Le désir du politique s’éveille, les convictions se cherchent. Il adhère aux Volontaires nationaux, la branche « jeunesse » des Croix-de-Feu du colonel de La Rocque, mouvement de droite contestataire, mais à l’écart des ligues fascistes ou de l’Action française condamnées par l’Église. Sans doute son désir politique est-il mâtiné d’un romantisme abreuvé à une culture déjà foisonnante : la littérature l’emporte encore sur tout engagement. Car à Paris il côtoie Mauriac, ami de la famille, Claude Roy, mais aussi des auteurs de gauche, et de fil en aiguille se retrouve à quelques meetings du Front populaire où il fait la connaissance de celui qui restera son plus fidèle ami, Georges Dayan, étudiant socialiste et juif, que je n’ai pas connu. Le seul à avoir pu jusqu’au bout lui tenir tête, mort trop tôt, comme certains autres qui l’ont accompagné dans la traversée du désert, pour assister à sa victoire en 1981… Mais la jeunesse est courte. C’est la guerre.

Une fois blessé au front, trois fois prisonnier (850 jours dans un stalag), trois fois évadé, détour par l’administration de Vichy (350 jours) puis la Résistance (580 jours), mille sept cents jours de vingt-trois à vingt-neuf ans – de quoi bouleverser une vie et une vision du monde, et de fait c’est un homme transformé qui sortira, exsangue mais victorieux y compris de lui-même, dans cet après-guerre dominé par son grand rival, le général de Gaulle.
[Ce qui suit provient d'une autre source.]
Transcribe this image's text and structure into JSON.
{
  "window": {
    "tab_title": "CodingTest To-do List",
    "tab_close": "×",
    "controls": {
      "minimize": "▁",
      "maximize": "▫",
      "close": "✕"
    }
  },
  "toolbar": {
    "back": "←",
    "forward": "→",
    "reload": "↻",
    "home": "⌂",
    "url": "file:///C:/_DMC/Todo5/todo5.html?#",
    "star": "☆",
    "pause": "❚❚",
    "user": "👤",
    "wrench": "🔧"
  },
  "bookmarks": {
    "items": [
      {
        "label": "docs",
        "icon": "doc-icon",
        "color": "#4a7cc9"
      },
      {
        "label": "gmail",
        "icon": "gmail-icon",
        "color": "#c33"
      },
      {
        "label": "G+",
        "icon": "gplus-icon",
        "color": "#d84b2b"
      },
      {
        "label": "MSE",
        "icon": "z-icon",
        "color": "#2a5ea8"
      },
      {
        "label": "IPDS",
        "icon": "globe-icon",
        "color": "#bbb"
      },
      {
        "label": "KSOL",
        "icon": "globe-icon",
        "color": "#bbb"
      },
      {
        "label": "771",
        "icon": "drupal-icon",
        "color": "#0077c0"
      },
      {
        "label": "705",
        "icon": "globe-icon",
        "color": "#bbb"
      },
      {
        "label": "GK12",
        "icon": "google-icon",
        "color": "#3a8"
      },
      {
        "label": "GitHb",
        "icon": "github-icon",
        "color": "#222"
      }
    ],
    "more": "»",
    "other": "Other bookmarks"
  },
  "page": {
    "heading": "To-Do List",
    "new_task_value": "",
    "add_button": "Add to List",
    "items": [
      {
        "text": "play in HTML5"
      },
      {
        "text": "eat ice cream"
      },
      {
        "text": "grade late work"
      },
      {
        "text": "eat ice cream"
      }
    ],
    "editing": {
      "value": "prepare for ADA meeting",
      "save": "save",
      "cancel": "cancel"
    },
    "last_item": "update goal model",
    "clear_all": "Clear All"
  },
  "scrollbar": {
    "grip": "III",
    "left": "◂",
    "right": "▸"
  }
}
Lequel le nomme néanmoins « ministre intérim » à l’été 1944. Il a vingt-huit ans et épouse Danièle Gouze.

Un an plus tard, son premier fils, Pascal, meurt à trois mois, suivi de son père, Joseph, au printemps 1946. La même année, il devient député de la Nièvre. Il a trente ans.

Onze fois ministre, de 1947 à 1957, c’est la question coloniale qui l’occupe, celle dans laquelle la IVe République s’enlise, et qui mène au pouvoir en 1958 le général de Gaulle. Ce que conteste vigoureusement François Mitterrand, scellant ainsi un long cheminement au sein de l’opposition, dans une constitution dont il saura pourtant tirer profit. Dans ces années, il se rapproche des socialistes et s’impose jusqu’à devenir candidat de toute la gauche aux élections de 1965, où il met en ballotage le Général. Mis sur la touche par Mai 68, absent de la présidentielle de 1969, il rebondit en 1974 en se présentant contre Giscard qui le bat de peu. Je nais cette année-là. Il a cinquante-huit ans. Pour ce plus jeune ministre de la République, le temps s’est fait long à le voir revenir au-devant d’une scène politique qu’il ne quittera plus.

En 1971, il conquiert le Parti socialiste, le modernise, lui donne une stratégie – l’union de la gauche. Pari gagné, puisqu’il en fait le premier parti de gauche, devançant le Parti communiste. C’est ainsi que la gauche reviendra au pouvoir, après vingt-trois ans d’absence : mai 1981, et la place de la Bastille chante Le Temps des cerises sous la pluie.

Malgré le retour de la droite au pouvoir en 1986 et la cohabitation, il est facilement réélu en 1988. Durant son second septennat, il doit surtout gérer les soubresauts de la fin de la Guerre froide. C’est là qu’il affirme son grand dessein : la construction de l’Europe avec, notamment, le traité de Maastricht. Il fait ses adieux en 1995, alors gravement malade : « je ne vous quitterai pas ». Et c’est vrai. Malgré la mort, le 8 février 1996. Malgré le deuil, d’un pays, de deux familles, réunis pour un dernier hommage.